Date of article: May 2006
Last updated: N/A
Budget 2006 superannuation proposal
"There would be no tax on a lump sum. There would be no tax on superannuation pension."
The Government announced in Budget 2006-2007 the proposed plan to change the superannuation system in Australia from 1 July 2007. The plan is to simplify and streamline superannuation by removing the complexity and tax payable when superannuation benefits are cashed out.
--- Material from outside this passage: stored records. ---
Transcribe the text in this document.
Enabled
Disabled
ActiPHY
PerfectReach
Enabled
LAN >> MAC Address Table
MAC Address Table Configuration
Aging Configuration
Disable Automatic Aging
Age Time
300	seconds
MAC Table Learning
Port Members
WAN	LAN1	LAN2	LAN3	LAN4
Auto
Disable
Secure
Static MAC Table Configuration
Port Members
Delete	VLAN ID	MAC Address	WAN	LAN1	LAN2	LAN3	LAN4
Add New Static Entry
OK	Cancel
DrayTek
The following are the proposed changes:
Benefits payment
- All payments from a taxed super fund* to a person are tax free after age 60 (applying from 2007)
- Tax would still apply on benefits paid to a person aged less than 60
- Reasonable Benefit Limits would be abolished
- No requirement to draw down on their superannuation (work test and time limits would be abolished)
Contributions and earnings
- Aged based limits would be abolished
- Self employed would be able to claim a full deduction for their superannuation contributions
- New contribution limit of $50,000 (with a transitional period for people aged 50 and over). 15 per cent on $50,000 per annum limit with top marginal rate on excess
- Undeducted (i.e. post tax) contributions limited to $150,000 per annum (with transitional rules)
- Age limit for deductible contributions extended to 75 years
What will not change
- Earnings on contributions will continue to be taxed at a maximum of 15 per cent. This rate can be reduced through the application of capital gains discount or imputation and other credits
* Taxed super funds are funds that paid tax on contributions and earnings. A self managed super fund that is a complying fund is a taxed super fund.